The IP address 147.124.210[.]158 is recognized as malicious by OSINT sources, it has been registered by Majestic Hosting Solutions, LLC in United States of America.
The IP address in question has the open port 3389 and the RDP service, used for malicious remote access:
The JARM thumbprint 2ad2ad16d2ad2ad22c2ad2ad2ad2adfd9c9d14e4f4f67f94f0359f8b28f532 is related to other malicious IP addresses, involved in malicious and suspicious remote access activities.
IOCs:
e22d80df02163d375fa6a7b08700eb01
05fbdaaad1ffbee891739f8a0df2cae8059d4011
0dae41b10dc8aac507b9634de862384ee712c230f3ed1fed2075e5884ad75972
Raw[.]githubusercontent[.]com/rosarioian181/meeekone
147.124.210[.]158
f2ce039294ad313d2a9a84855c27341d
bbb87057a6b476ac988766dd14dc73b7a802b472
e328af9decf08bcaab7ada74100cc56186383a3bf51c9de6a9d7b41ea3aea094
XClient.exe
Customer.exe
Customer.ps1
RuntimeBroker.exe (in AppData\Local\Temp)
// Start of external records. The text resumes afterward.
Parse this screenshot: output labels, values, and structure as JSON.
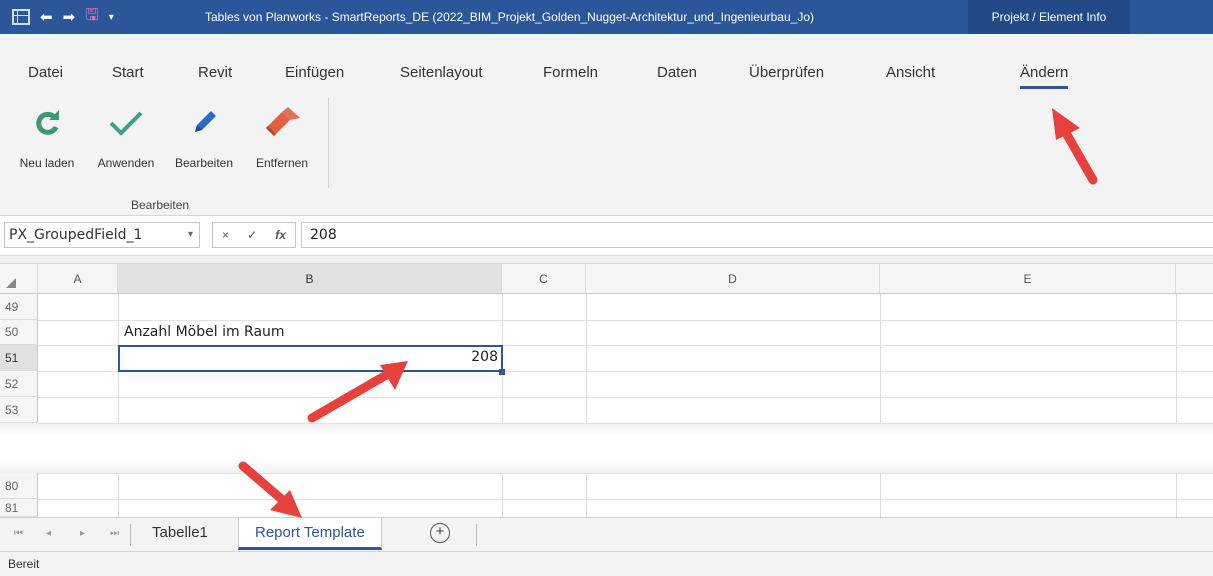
{
  "titlebar": {
    "title": "Tables von Planworks - SmartReports_DE  (2022_BIM_Projekt_Golden_Nugget-Architektur_und_Ingenieurbau_Jo)",
    "info_tab": "Projekt / Element Info",
    "accent": "#2b579a"
  },
  "menu": {
    "items": [
      "Datei",
      "Start",
      "Revit",
      "Einfügen",
      "Seitenlayout",
      "Formeln",
      "Daten",
      "Überprüfen",
      "Ansicht",
      "Ändern"
    ],
    "active": "Ändern"
  },
  "ribbon": {
    "buttons": [
      {
        "label": "Neu laden",
        "icon": "refresh-icon"
      },
      {
        "label": "Anwenden",
        "icon": "check-icon"
      },
      {
        "label": "Bearbeiten",
        "icon": "pencil-icon"
      },
      {
        "label": "Entfernen",
        "icon": "eraser-icon"
      }
    ],
    "group_label": "Bearbeiten"
  },
  "formula_bar": {
    "name_box": "PX_GroupedField_1",
    "cancel": "×",
    "confirm": "✓",
    "fx": "fx",
    "value": "208"
  },
  "grid": {
    "columns": [
      "A",
      "B",
      "C",
      "D",
      "E"
    ],
    "selected_column": "B",
    "rows_top": [
      "49",
      "50",
      "51",
      "52",
      "53"
    ],
    "rows_bottom": [
      "80",
      "81"
    ],
    "selected_row": "51",
    "cells": {
      "B50": "Anzahl Möbel im Raum",
      "B51": "208"
    }
  },
  "sheets": {
    "tabs": [
      "Tabelle1",
      "Report Template"
    ],
    "active": "Report Template",
    "add_label": "+"
  },
  "status": {
    "text": "Bereit"
  }
}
2ad2ad16d2ad2ad22c2ad2ad2ad2adfd9c9d14e4f4f67f94f0359f8b28f532
YARA rule:
rule XWormRule_December_2024
{
strings:
$str = "Temp/RuntimeBroker.exe"
$hex = { 54 65 6d 70 2f 52 75 6e 74 69 6d 65 42 72 6f 6b 65 72 2e 65 78 65 }
condition:
$str or $hex
}
CONCLUSION:
This sample of XWorm threat reveals some differences from others variants (not only newer), such as the adding but also removing of some malware modules, for example DDos, ransomware module. As another difference from the version 3.1 the main artifact has been developed in .NET and not in C++. Another difference is Crytocurrencies stealing specific module. This type of threat, also thanks to its wide distribution in Darknet forums and its opening to MaaS structure and approach, could be more and more invasive, dangerous in its characteristics and main malicious activities but also evading capabilities. For example, in the future threat landscape it could not be so difficult to see effectively a new XWorm variant obfuscated heavily, with more modern malicious features, such as a wiper with new characteristics like file extensions appending (similarly to BiBi Wiper), used in geopolitical conflicts, new exploitation techniques used in the infection cycle (for example in the DoS context the targeted usage of the exploitation of the vulnerability CVE-2024-3393 in Palo Alto firewalls approach) and stages, fileless malware infection techniques without specific artifacts dropping.